COMMENTARY: It’s Not Insider Trading If No One Cares

(Bloomberg) — SAC’s lawyer tells a court that SAC wasn’t insider trading.

As far as I can tell Mathew Martoma’s insider trading defense is that, sure, he might have gotten inside information from a lot of doctors, but he never traded on it. You see, he was just an analyst at a hedge fund making trade recommendations, possibly based on inside information. But the actual trades were done by the hedge fund — mostly at the order of its boss, Steve Cohen — and Cohen’s decision-making had nothing to do with Martoma. Martoma was just decoration; Cohen was relying on other, legal information. I don’t know what to tell you about this theory as a legal theory, but SAC is happy to corroborate it. Yesterday SAC general counsel Peter Nussbaum testified for the defense:

Mr. Nussbaum told the jury that Mr. Cohen had a special contract with Wayne Holman, a SAC portfolio manager who left the firm in 2006 to set up his own hedge fund, to provide trading advice to Mr. Cohen about Wyeth.

Presumably Holman wasn’t getting inside information though I guess that’s not necessary to Martoma’s defense.

Shane Dineen has a new job.

Or at least, some free time to pursue “areas of his own interest outside of activist investing.” Dineen was the analyst at Bill Ackman’s Pershing Square Capital Management who largely authored, and presented, Pershing’s short thesis on Herbalife, which you may have heard about. That thesis has not worked out great so far, and there has been some speculation about why Dineen left, but here’s a pretty robust investor letter from Ackman praising Dineen, saying that he left voluntarily and over Ackman’s efforts to keep him and that there’ll be a seat open if he ever wants to return to Pershing, and ending, Carthago delenda est style, like so:

With respect to Herbalife, we remain convinced that the Company has operated an illegal pyramid scheme since its founding. We are encouraged by the recent regulatory developments concerning the Company.

That last bit may reference, among other things, a new Canadian inquiry into Herbalife.

Companies don’t like activists.

Here’s a good roundup of how companies have improved their anti-activist defenses: More than half of 2013 poison pills are triggered at a 10 percent threshold, versus fewer than 1 in 12 in 2005; 59 percent of 2013 pills count swaps as ownership, versus 4 percent in 2008; and 30 percent of acquisitions in the second half of 2013 were by tender offer (faster and less prone to meddling than a merger), versus 9.6 percent in 2006. One activist pretends to be shocked:

“The notion that activists are the enemy, or that companies have to put up walls, is illogical,” said Greg Taxin, managing director of Clinton Group, an activist fund with about $1.5 billion in assets. “I’m an owner of these businesses, and I’m trying to make them more successful in a way that benefits everybody.”

But not all poison pills are for activists.

Steven Davidoff points out that J.C. Penney’s pill, with an especially tight 4.9 percent trigger, probably isn’t designed to deter activists.

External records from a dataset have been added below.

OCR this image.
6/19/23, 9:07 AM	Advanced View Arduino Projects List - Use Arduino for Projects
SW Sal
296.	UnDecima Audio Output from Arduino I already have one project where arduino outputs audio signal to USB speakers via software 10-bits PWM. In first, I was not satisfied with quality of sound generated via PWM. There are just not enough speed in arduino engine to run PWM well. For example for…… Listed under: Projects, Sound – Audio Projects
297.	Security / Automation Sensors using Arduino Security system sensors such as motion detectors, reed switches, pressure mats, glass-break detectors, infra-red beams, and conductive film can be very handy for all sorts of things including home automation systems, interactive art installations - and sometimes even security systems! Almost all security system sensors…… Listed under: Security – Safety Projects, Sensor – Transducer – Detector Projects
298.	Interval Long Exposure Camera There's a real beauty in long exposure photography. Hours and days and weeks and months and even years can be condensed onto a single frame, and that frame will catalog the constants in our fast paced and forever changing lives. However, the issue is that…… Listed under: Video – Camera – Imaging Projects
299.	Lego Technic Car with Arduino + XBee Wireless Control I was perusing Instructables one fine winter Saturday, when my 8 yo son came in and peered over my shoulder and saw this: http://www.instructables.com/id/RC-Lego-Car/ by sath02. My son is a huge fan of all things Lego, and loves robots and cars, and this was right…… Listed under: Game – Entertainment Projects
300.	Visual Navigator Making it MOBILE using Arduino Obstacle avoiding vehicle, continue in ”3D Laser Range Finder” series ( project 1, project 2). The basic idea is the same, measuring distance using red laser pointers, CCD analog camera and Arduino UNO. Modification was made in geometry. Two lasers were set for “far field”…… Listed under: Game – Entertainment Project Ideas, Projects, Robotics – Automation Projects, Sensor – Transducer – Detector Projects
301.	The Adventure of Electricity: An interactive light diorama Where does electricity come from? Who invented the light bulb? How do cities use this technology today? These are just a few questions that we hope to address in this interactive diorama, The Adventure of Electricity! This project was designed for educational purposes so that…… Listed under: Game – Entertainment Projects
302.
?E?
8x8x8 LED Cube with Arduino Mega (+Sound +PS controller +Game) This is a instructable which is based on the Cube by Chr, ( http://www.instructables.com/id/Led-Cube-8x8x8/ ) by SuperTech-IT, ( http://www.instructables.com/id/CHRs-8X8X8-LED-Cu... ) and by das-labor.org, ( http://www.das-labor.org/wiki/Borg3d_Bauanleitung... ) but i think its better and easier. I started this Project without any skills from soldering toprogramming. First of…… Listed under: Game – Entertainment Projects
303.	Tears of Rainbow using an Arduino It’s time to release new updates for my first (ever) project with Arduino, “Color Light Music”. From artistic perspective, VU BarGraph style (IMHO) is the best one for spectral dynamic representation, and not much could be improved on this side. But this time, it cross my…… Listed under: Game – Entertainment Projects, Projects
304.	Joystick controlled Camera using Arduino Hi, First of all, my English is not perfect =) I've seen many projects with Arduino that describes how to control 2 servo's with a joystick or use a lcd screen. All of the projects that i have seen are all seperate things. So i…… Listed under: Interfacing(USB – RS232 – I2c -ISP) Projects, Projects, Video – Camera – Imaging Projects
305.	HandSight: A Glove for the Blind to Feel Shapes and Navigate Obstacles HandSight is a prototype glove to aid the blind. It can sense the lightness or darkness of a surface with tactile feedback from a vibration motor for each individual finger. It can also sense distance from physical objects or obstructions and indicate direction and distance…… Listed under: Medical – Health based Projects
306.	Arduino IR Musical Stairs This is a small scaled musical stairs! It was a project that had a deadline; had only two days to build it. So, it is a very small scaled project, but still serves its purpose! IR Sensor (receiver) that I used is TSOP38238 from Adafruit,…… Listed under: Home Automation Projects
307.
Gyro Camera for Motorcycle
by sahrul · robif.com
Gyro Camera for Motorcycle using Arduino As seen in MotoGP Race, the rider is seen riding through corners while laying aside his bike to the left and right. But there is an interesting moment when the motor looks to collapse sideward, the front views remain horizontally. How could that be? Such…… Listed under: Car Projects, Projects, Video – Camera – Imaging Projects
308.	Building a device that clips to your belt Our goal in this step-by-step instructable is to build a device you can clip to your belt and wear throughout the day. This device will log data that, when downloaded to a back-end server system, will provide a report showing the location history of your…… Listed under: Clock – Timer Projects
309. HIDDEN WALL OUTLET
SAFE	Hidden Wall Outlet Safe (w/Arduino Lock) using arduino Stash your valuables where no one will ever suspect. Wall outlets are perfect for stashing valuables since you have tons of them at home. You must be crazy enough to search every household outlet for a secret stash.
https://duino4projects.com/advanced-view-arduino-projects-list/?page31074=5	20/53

It’s designed to preserve net operating losses that would be lost on a change in control, and since the tax code defines a change in control in a particularly silly way, the NOL pill looks pretty silly. But is relatively standard and blessed by the courts.

Where can you spend your Bitcoin points?

Here is an argument that credit card processing is no more expensive than Bitcoin processing (related), and that the credit card fees mostly pay for the cards’ short-term credit, fraud protection, and rewards programs. None of which Bitcoin particularly offers.

You gotta pay extra for due diligence.

Here is a story about an investment bank in Hong Kong that underwrote an initial public offering for a fee of HKD 1.5 million, or around $200,000. Unfortunately regulators found that the underwriter “didnt conduct reasonable due diligence, failing to check a remarkable discrepancy in financial statements, or keep proper records in relation to its sponsor work.” Its defense, amazingly, was that that fee “didnt merit the ‘same level of minute due diligence’ as bigger deals.” You see, you only get the basic IPO package for $200,000, which doesn’t come with due diligence. Due diligence is an optional item at an extra cost.

TheSECleans hard on the black highlighter.

Here ____________ that ______________ and _______________. ___________ is __________ ____________ although one person _____ _______________. A lawyer __________: “____________ __________ ________________ by ________________.” After reading this ___________, you’ll _______________.